Hay libros que se reciben como cartas de amor escritas por un desconocido. El que tengo ahora frente a mí, Una guía sobre el arte de perderse (Capitán Swing), es uno de esos libros. O una de esas cartas. Rebecca Solnit es el nombre de su autora. Si Walter Benjamin afirma que para conocer una ciudad lo deseable es prescindir de mapas y perderse en ella, las personas también perdemos nuestro rumbo en ocasiones para -pasado un tiempo- reencontrarnos a nosotras mismas.
Una de las cosas que más hermana a los seres humanos es la fragilidad. Aunque no lo parezca, todos somos vulnerables y, a veces, voluntaria o involuntariamente, perdemos la orientación, la inercia natural del tiempo y el espacio. Un fracaso, una pérdida, una ausencia inasumible nos llevan a encrucijadas que nunca hubiéramos imaginado. ¿Quién no ha buscado la estabilidad y se ha encontrado -en el fragor ciclotímico de los días- con noches desiertas, silencios y soledades? ¿Quién no ha sucumbido alguna vez a la mecánica automática de la desidia, a la proyección constante del miedo en una noche de insomnio? ¿Qué persona, en la cima de su pena, no ha deseado en algún momento poner fin a sus días?
Extraviarse, dice la escritora norteamericana, es a veces una elección voluntaria, e implica un reto complejo: ser capaz de sumergirse en la incertidumbre y el misterio. Una guía sobre el arte de perderse es un paseo por ese territorio hostil que -por desconocido- de golpe nos sorprende una mañana. Y es también un catálogo de extravíos, de extraviados: Yves Klein en el cromatismo azul de sus lienzos; Allan Poe en sus delirios alcohólicos; Thoreau en su paraíso de Walden. Pero, sobre todo, este ensayo es un desafío al conformismo y la rutina articulado por la memoria de la autora. A lo largo de todo el libro comparecen sombras, presencias luminosas del pasado: la abuela materna perdida en los abismos de la amnesia, una amiga de juventud caída por sobredosis de heroína, un amor ausente que vive dentro de un bosque.
Rebecca viaja por el mundo, rememora episodios de su vida y escribe: “Esas noches sola en moteles de pueblos perdidos del país donde no conozco a nadie y nadie que me conozca sabe dónde estoy, noches transcurridas en compañía de cuadros extraños que me ofrecen un descanso temporal de mi biografía y en las que me he perdido, pero sé dónde estoy”. ¿Quién no ha experimentado esa sensación alguna vez? ¿Quién no guarda memoria de esos íntimos tránsitos? Escribir es una manera de fijar lo provisional, de mantenerse alerta frente al miedo. Recuerdo noches como esas. Noches donde la libertad del anonimato fija nuestra soledad en el espejo de todas las soledades. Noches que nos revelan un perfil inédito de la realidad, un asombro nuevo a la espera de otro paso futuro.

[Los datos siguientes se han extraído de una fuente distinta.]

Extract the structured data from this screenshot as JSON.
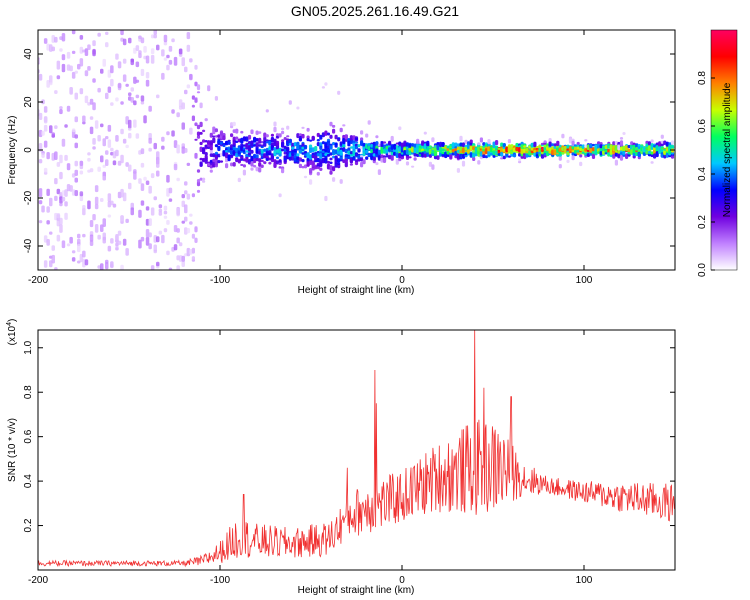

Igual que Rebecca Solnit, hago un ejercicio de introspección y recuerdo. Recuerdo los veranos de mi juventud: los rostros amados, los silencios azules, las noches eléctricas. Recuerdo los libros, las músicas, las ciudades. Las sombras presentes del pasado. Las sombras presentes del presente. Aquellos que todavía están, aquellos que ya se fueron. Me acuerdo de ti. Pienso en la fraternidad de las palabras. Pienso que escribirte es una manera de conectarme con el mundo. Que mandarte una carta es tener la certeza de que alguien que está muy lejos va a escucharme.
El azul de la distancia es el título que pone la autora a los capítulos pares de su carta, de esta misiva dividida en fragmentos. El acto de errar por los márgenes, de bucear en los recuerdos, de invocar el lenguaje de los sueños le conduce a los paisajes de la memoria. Solnit piensa en las calles de San Francisco, en la épica urbana de Joy Division, en los discos de blues que escuchaba en la adolescencia. Solnit piensa en las montañas de Canadá; yo dibujo un bosque azul que Rebeca conoce. Pienso en las cartas que ella ha escrito para mí, en las que yo he escrito para ella. Revivo mi muerte reciente y evoco un abrazo y un beso muy suave encendidos de ternura. Descubro que la llave que cerró la puerta de mi angustia tenía la forma de sus manos.
Pienso en la fraternidad de los afectos: en la lealtad, la piedad, la compasión. Pienso que tu nombre es un abrigo contra la intemperie de los días. Pienso en las palabras que Simone Weil le escribió a un amigo suyo que estaba muy lejos: “Amemos esta distancia, toda ella tejida de amistad, pues los que no se aman no pueden ser separados”. Pienso que estas palabras pueden ser el comienzo de una carta de amor para ti.